According to Maehara, he and U.S. Ambassador to Japan John Roos exchanged documents on the security of confidential information on the F-35 fifth-generation multirole fighter system.
The F-35 family of single-engine, single-seat "stealth" fighters descends from the X-35 program -- itself a product of the Joint Strike Fighter (JSF) program which has been principally funded by the U.S., with the United Kingdom and other partner governments providing additional funding.
Sources close to the matter said that the Japanese government has budgeted around 600 million yen (7.27 million U.S. dollars) for research costs on the F-35 system in its fiscal 2011 budget and will, in fiscal 2012, seek to have the funds secured to purchase Japan's next generation fighter jet fleet.

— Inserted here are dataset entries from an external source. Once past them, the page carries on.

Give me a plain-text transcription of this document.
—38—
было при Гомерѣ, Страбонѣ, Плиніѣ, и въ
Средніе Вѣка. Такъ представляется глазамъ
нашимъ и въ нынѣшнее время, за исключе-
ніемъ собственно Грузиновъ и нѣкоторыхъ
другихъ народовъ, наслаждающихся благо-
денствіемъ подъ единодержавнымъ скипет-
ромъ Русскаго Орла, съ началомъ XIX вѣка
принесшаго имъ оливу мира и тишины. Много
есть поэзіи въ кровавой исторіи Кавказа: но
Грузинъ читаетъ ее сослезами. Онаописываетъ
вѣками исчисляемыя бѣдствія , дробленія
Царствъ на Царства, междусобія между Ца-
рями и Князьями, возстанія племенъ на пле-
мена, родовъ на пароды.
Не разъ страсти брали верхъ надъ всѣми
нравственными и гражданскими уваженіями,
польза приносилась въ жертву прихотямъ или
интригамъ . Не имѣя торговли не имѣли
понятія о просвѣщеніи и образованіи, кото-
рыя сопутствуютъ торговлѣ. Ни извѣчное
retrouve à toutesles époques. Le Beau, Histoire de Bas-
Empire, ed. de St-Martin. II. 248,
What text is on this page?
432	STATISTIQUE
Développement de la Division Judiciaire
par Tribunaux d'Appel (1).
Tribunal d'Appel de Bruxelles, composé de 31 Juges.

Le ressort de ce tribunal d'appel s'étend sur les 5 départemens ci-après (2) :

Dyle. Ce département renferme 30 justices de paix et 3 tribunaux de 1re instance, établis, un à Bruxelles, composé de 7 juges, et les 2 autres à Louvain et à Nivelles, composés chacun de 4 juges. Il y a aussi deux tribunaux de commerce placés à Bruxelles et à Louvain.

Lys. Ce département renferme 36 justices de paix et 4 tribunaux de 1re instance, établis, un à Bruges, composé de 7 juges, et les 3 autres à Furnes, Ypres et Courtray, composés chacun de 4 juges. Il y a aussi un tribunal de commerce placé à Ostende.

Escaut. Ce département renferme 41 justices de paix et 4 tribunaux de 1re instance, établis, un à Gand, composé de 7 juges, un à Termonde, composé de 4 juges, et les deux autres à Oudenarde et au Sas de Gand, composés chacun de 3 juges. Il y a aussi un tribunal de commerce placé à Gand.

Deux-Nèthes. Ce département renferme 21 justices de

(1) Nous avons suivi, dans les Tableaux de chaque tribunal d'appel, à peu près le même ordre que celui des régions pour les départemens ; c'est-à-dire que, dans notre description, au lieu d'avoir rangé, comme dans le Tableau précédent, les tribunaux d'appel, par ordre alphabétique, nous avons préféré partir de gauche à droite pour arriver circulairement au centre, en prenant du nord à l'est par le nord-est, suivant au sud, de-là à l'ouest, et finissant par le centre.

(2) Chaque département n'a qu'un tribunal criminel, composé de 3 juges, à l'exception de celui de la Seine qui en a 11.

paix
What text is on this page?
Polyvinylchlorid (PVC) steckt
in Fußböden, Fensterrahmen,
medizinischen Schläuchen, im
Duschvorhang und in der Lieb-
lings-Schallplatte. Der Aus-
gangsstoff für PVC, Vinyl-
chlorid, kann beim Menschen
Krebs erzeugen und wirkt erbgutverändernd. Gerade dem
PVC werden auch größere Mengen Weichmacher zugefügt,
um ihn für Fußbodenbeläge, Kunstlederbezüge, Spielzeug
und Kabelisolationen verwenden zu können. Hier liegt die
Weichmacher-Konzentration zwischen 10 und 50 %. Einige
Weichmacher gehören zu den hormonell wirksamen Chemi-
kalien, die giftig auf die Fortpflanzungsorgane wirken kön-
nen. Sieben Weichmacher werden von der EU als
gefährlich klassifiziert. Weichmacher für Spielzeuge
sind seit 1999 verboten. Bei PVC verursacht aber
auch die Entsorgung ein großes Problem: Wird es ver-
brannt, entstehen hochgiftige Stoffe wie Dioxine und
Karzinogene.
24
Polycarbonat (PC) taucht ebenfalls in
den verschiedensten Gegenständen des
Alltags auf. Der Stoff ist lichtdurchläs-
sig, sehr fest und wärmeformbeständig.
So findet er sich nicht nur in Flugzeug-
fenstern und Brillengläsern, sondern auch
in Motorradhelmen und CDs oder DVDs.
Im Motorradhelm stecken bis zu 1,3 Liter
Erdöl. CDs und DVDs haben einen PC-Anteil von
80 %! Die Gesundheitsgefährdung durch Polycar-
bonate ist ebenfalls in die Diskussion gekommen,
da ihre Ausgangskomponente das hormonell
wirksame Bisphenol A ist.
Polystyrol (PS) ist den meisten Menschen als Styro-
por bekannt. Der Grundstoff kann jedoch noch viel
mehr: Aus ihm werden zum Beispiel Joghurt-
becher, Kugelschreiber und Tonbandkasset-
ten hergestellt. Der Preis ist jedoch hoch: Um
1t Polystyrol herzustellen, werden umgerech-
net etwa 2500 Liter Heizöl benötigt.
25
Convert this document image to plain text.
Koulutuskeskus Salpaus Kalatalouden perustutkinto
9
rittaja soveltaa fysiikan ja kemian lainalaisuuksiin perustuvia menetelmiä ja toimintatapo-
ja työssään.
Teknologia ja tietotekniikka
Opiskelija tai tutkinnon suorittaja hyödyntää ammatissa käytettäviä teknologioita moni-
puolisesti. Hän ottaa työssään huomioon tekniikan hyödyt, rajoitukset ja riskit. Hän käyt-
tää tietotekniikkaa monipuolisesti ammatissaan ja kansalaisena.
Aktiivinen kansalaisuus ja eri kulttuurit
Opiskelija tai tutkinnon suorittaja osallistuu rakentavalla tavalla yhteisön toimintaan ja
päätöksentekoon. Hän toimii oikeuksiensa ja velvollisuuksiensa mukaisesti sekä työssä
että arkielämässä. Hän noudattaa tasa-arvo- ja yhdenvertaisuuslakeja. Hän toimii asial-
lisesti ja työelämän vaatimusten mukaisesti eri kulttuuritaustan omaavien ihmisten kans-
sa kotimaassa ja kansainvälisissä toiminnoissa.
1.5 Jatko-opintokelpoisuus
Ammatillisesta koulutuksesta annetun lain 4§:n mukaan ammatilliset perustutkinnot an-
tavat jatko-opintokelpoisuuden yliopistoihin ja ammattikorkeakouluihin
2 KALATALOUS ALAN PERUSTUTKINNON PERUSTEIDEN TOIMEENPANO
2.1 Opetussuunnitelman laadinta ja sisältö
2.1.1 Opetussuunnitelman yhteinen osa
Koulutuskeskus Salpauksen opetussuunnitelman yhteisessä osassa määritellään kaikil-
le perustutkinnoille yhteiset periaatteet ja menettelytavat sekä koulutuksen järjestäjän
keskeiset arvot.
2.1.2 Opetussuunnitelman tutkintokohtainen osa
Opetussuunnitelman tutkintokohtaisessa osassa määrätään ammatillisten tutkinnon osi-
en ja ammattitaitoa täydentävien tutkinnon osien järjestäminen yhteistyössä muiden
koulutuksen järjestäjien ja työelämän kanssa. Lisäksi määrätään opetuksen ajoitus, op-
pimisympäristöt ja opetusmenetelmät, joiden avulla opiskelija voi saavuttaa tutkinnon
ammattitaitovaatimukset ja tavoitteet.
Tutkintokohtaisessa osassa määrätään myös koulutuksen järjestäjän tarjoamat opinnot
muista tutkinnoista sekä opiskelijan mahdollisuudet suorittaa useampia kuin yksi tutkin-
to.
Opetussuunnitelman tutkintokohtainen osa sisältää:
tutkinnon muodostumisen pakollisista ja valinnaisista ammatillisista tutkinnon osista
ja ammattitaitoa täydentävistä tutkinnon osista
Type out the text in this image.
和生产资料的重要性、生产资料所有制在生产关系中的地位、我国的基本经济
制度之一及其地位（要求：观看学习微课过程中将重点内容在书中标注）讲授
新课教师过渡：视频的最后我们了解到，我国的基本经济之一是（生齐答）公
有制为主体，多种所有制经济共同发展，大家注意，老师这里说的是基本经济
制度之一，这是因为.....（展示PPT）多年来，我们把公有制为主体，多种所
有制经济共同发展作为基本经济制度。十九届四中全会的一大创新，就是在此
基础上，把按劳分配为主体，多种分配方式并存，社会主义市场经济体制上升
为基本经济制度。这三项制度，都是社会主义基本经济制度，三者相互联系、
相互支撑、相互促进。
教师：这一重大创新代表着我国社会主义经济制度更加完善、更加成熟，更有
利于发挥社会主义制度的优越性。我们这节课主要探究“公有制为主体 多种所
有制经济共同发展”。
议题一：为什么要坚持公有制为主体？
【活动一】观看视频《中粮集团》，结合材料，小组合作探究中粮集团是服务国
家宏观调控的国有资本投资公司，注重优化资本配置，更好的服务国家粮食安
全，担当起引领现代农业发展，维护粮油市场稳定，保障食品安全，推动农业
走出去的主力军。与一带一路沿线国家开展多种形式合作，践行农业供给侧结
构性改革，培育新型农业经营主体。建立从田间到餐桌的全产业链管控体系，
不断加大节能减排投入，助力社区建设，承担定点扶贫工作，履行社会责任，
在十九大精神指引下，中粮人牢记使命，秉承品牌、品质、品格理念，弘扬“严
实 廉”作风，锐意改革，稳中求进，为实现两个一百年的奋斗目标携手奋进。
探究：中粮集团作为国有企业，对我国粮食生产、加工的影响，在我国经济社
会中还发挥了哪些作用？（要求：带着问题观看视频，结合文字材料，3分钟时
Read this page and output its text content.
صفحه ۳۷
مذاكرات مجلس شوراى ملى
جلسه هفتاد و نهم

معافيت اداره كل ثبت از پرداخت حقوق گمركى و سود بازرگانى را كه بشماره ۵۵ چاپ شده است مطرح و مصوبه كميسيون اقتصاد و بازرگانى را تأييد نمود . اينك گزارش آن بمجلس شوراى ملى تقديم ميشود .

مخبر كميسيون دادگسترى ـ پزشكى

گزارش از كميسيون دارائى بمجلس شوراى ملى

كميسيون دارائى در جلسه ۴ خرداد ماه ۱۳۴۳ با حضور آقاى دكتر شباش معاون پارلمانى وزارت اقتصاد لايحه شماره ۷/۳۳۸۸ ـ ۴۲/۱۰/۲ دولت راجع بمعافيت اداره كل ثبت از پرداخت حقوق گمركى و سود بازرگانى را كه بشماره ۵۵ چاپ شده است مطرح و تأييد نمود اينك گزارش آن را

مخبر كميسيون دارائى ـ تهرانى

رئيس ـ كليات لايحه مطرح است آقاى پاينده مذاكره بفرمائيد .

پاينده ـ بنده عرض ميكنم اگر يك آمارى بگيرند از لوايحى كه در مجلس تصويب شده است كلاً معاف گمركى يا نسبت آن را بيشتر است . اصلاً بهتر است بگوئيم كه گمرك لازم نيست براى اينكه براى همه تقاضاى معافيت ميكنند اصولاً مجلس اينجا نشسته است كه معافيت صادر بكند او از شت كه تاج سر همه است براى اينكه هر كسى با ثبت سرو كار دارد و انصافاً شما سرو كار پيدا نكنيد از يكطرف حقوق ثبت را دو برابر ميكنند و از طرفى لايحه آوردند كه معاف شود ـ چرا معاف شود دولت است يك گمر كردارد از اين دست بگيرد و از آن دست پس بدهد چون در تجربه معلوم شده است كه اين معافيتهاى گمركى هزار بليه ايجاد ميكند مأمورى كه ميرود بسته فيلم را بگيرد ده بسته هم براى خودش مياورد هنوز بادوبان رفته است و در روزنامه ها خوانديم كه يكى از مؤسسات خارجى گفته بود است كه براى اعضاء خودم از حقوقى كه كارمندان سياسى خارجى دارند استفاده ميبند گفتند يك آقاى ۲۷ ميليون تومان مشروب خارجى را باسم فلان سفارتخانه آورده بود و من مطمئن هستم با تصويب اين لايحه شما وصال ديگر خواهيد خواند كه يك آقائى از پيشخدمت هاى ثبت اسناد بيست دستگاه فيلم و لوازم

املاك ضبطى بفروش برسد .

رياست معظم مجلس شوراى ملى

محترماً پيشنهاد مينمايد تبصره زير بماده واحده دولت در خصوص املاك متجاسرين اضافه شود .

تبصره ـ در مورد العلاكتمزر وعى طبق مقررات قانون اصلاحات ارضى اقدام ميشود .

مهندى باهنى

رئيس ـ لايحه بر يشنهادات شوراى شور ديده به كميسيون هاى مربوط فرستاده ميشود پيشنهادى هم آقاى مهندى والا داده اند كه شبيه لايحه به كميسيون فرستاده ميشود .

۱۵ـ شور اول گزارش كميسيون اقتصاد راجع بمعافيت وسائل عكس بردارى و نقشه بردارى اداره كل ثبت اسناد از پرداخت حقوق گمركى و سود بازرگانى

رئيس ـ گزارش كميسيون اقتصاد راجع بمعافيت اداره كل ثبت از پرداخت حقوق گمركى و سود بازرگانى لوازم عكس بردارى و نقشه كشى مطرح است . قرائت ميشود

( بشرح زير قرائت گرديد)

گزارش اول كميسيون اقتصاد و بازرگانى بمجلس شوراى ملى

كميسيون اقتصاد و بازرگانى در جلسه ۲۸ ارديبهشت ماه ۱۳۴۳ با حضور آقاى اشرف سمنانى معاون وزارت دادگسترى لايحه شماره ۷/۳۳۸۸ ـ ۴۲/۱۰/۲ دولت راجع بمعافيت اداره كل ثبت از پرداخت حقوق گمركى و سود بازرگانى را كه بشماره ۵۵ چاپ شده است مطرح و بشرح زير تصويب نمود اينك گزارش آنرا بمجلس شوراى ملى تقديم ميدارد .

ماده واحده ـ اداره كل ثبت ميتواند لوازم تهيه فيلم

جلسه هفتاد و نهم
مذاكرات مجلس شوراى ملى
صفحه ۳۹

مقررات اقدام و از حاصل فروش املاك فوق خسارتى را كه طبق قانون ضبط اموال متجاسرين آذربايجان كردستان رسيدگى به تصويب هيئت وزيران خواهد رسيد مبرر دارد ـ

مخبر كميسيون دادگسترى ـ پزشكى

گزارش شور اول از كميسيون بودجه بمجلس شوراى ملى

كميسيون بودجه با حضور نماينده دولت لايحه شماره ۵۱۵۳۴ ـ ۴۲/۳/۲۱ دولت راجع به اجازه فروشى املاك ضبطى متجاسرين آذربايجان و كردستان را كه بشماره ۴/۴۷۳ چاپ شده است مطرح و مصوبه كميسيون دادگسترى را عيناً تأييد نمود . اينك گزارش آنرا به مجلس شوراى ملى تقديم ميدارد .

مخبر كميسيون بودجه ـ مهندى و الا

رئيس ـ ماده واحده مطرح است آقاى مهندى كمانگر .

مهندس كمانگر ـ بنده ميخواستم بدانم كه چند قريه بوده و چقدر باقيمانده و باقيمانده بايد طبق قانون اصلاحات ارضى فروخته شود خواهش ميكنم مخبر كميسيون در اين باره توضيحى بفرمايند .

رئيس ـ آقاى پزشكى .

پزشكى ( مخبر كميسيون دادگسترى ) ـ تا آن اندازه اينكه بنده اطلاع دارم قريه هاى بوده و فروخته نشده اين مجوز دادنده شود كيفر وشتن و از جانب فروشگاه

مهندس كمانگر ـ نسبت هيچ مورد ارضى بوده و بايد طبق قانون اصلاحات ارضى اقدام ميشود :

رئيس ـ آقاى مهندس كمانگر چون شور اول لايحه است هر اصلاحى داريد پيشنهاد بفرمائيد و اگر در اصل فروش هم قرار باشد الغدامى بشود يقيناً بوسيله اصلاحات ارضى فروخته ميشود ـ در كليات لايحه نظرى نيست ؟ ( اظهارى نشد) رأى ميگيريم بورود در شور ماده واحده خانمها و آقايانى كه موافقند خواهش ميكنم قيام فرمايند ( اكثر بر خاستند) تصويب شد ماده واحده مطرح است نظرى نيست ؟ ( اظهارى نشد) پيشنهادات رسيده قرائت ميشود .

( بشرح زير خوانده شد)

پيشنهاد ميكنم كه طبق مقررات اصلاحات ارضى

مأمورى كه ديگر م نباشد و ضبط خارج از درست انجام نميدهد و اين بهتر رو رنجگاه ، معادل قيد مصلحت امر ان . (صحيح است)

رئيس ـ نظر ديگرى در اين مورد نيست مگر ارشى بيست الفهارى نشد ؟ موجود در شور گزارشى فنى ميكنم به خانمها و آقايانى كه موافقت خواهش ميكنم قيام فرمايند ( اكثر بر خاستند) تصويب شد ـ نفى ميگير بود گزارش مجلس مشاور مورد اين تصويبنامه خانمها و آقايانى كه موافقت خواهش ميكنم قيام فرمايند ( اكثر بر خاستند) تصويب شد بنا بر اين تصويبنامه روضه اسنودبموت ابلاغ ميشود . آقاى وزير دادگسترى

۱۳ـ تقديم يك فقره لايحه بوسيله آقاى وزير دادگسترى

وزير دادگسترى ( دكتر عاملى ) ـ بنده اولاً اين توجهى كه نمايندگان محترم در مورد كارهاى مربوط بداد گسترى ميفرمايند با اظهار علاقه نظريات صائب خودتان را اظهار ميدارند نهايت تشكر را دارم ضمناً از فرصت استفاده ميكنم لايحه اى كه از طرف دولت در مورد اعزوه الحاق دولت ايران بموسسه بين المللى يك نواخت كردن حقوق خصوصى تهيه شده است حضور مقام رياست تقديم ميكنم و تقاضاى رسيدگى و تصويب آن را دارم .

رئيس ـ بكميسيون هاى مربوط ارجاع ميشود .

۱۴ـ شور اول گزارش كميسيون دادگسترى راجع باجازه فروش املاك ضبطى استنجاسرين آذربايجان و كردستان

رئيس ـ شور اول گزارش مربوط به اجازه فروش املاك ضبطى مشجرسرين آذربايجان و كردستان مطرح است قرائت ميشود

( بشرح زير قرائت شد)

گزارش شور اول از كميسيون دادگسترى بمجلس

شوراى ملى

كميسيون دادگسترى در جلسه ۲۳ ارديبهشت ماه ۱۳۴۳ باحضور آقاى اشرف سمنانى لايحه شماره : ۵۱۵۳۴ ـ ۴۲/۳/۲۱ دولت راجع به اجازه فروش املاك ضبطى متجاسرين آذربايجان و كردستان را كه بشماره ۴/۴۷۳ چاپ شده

Japan was initially eyeing the U.S.'s twin-engined F-22 Raptor - - a fifth-generation stealth and air superiority multirole fighter. However the U.S. export ban on its highly classified technology made this prohibitive.
Although the government now sees the F-35 as its strongest candidate, it is also looking into other options which include the multirole, single-engine Eurofighter and the somewhat aged carrier- capable F/A-18 Hornet from the U.S.